南から見た渕上城跡  (手前は府中市水道局) 
 淵上城に拠った木梨氏は、「尊卑分脈」などの系図によると、杉原氏の始祖伯耆守光平三代の孫僧真観の孫信平が足利尊氏より備後木梨庄を拝領し、「木梨」を号したことに始まる。
 杉原氏の惣領家は、真観の兄忠綱が継ぎ、以後伯耆守光房、同直光、四郎左衛門尉満平、彦太郎光親と続いた。系図は光親で終わっているが、八代将軍義政の近習を勤めた左京亮親宗が、杉原本庄の段銭五貫文を幕府に納めている(康正二年造内裏段銭並国役引付)ことから、この親宗が光親の跡を継いで幕府に出仕したと推定される。

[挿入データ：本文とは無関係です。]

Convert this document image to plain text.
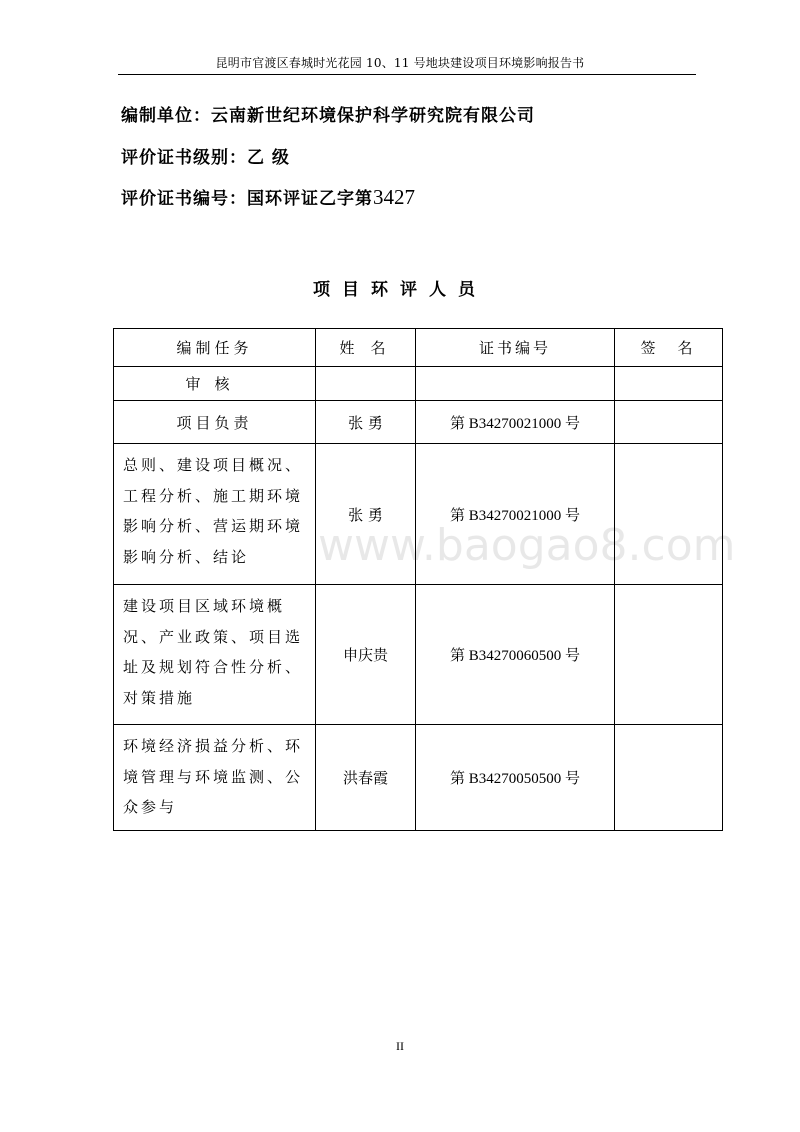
昆明市官渡区春城时光花园 10、11 号地块建设项目环境影响报告书
编制单位：云南新世纪环境保护科学研究院有限公司
评价证书级别：乙 级
评价证书编号：国环评证乙字第3427
项目环评人员
编制任务	姓名	证书编号	签名
审核			
项目负责	张 勇	第 B34270021000 号	
总则、建设项目概况、工程分析、施工期环境影响分析、营运期环境影响分析、结论	张 勇	第 B34270021000 号	
建设项目区域环境概况、产业政策、项目选址及规划符合性分析、对策措施	申庆贵	第 B34270060500 号	
环境经济损益分析、环境管理与环境监测、公众参与	洪春霞	第 B34270050500 号	
www.baogao8.com
II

 杉原氏惣領家の活動は、明応二年(一四九三)将軍義材の河内出陣に従った伯耆守(親宗)を以って途絶える(東山時代大名外様付)。
 明応二年は戦国時代の開幕を告げる重要な年であった。河内出陣を強行した将軍義材に対して、批判的であった幕府管領細川政元は、京都でクーデターを決行、将軍義材を廃し、新たに清晃(後の義澄)を新将軍に擁立した。このクーデター(明応の政変)によって、杉原氏の属していた将軍奉公衆は二派に分裂した。多くは義材を棄てて新将軍の元に走ったが、一部は京都を没落した義材に従って各地を流浪した。
 結論から言えば、この政変で杉原一族も義材派と新将軍義澄派に分裂し、これが両者の明暗を分かつ元となった。

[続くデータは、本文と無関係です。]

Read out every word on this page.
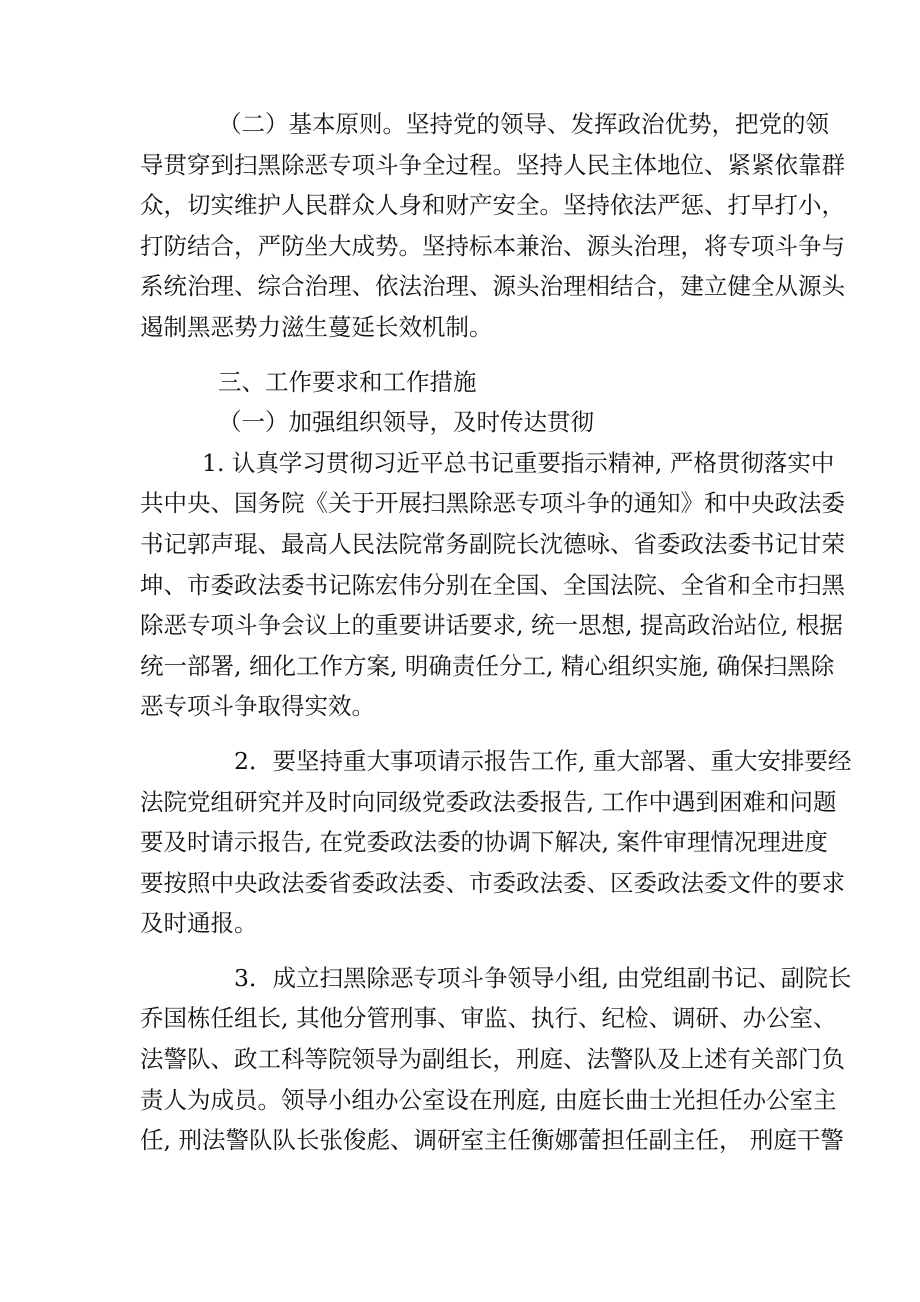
（二）基本原则。坚持党的领导、发挥政治优势，把党的领
导贯穿到扫黑除恶专项斗争全过程。坚持人民主体地位、紧紧依靠群
众，切实维护人民群众人身和财产安全。坚持依法严惩、打早打小，
打防结合，严防坐大成势。坚持标本兼治、源头治理，将专项斗争与
系统治理、综合治理、依法治理、源头治理相结合，建立健全从源头
遏制黑恶势力滋生蔓延长效机制。
三、工作要求和工作措施
（一）加强组织领导，及时传达贯彻
1. 认真学习贯彻习近平总书记重要指示精神, 严格贯彻落实中
共中央、国务院《关于开展扫黑除恶专项斗争的通知》和中央政法委
书记郭声琨、最高人民法院常务副院长沈德咏、省委政法委书记甘荣
坤、市委政法委书记陈宏伟分别在全国、全国法院、全省和全市扫黑
除恶专项斗争会议上的重要讲话要求, 统一思想, 提高政治站位, 根据
统一部署, 细化工作方案, 明确责任分工, 精心组织实施, 确保扫黑除
恶专项斗争取得实效。
2．要坚持重大事项请示报告工作, 重大部署、重大安排要经
法院党组研究并及时向同级党委政法委报告, 工作中遇到困难和问题
要及时请示报告, 在党委政法委的协调下解决, 案件审理情况理进度
要按照中央政法委省委政法委、市委政法委、区委政法委文件的要求
及时通报。
3．成立扫黑除恶专项斗争领导小组, 由党组副书记、副院长
乔国栋任组长, 其他分管刑事、审监、执行、纪检、调研、办公室、
法警队、政工科等院领导为副组长，刑庭、法警队及上述有关部门负
责人为成员。领导小组办公室设在刑庭, 由庭长曲士光担任办公室主
任, 刑法警队队长张俊彪、调研室主任衡娜蕾担任副主任， 刑庭干警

 義材の奉公衆の内、西国筋の者は永正五年(一五〇八)春、義材を擁して上洛した大内義興に従って入京し、所領を安堵された。それに対し、義澄派の奉公衆は義澄に従って近江に没落した。この時、在地性が強く、在国していた木梨氏は義材に従って所領を安堵され、在京していた惣領家は京都を追放され没落したと判断される。そして、惣領家の所領は同じ一族の木梨氏に与えられた。惣領家の持っていた府中の所領は、こうして木梨氏のものとなったと推定される。
 淵上城は、こうした木梨氏の府中進出の拠点として築城され、使用されたはずだ。
 栗柄・土生一帯が木梨氏の支配下に入ったのは、惣領家の没落より前のことと考えられる。惣領家が健在の頃は、淵上城の重要性は余りない。惣領家の居城八尾山城は、惣領家の家臣団によって守られ、木梨氏の所領も安泰であったろう。
 ところが、惣領家の勢威も応仁の乱を迎える頃から揺らぎ始めた。より将軍と密接な関係を結んでいた惣領家は在京することが多く、在地から浮き上がった存在になってきた。応仁の乱の最中、西軍の備後守護代宮田教言の「八尾在陣」はこのことを端的に示している。
 淵上城の築城は、この頃ではあるまいか…。そして、以後、木梨氏の府中進出によって、同城はより重要性を増し、城番も譜代の家臣ではなく、木梨氏の一族が勤めることとなった。天正年間(一五七三~一五九二)、木梨氏の当主民部大輔元恒の実弟、七郎左衛門尉恒珍が淵上城に在城したのは、こうした理由からであった。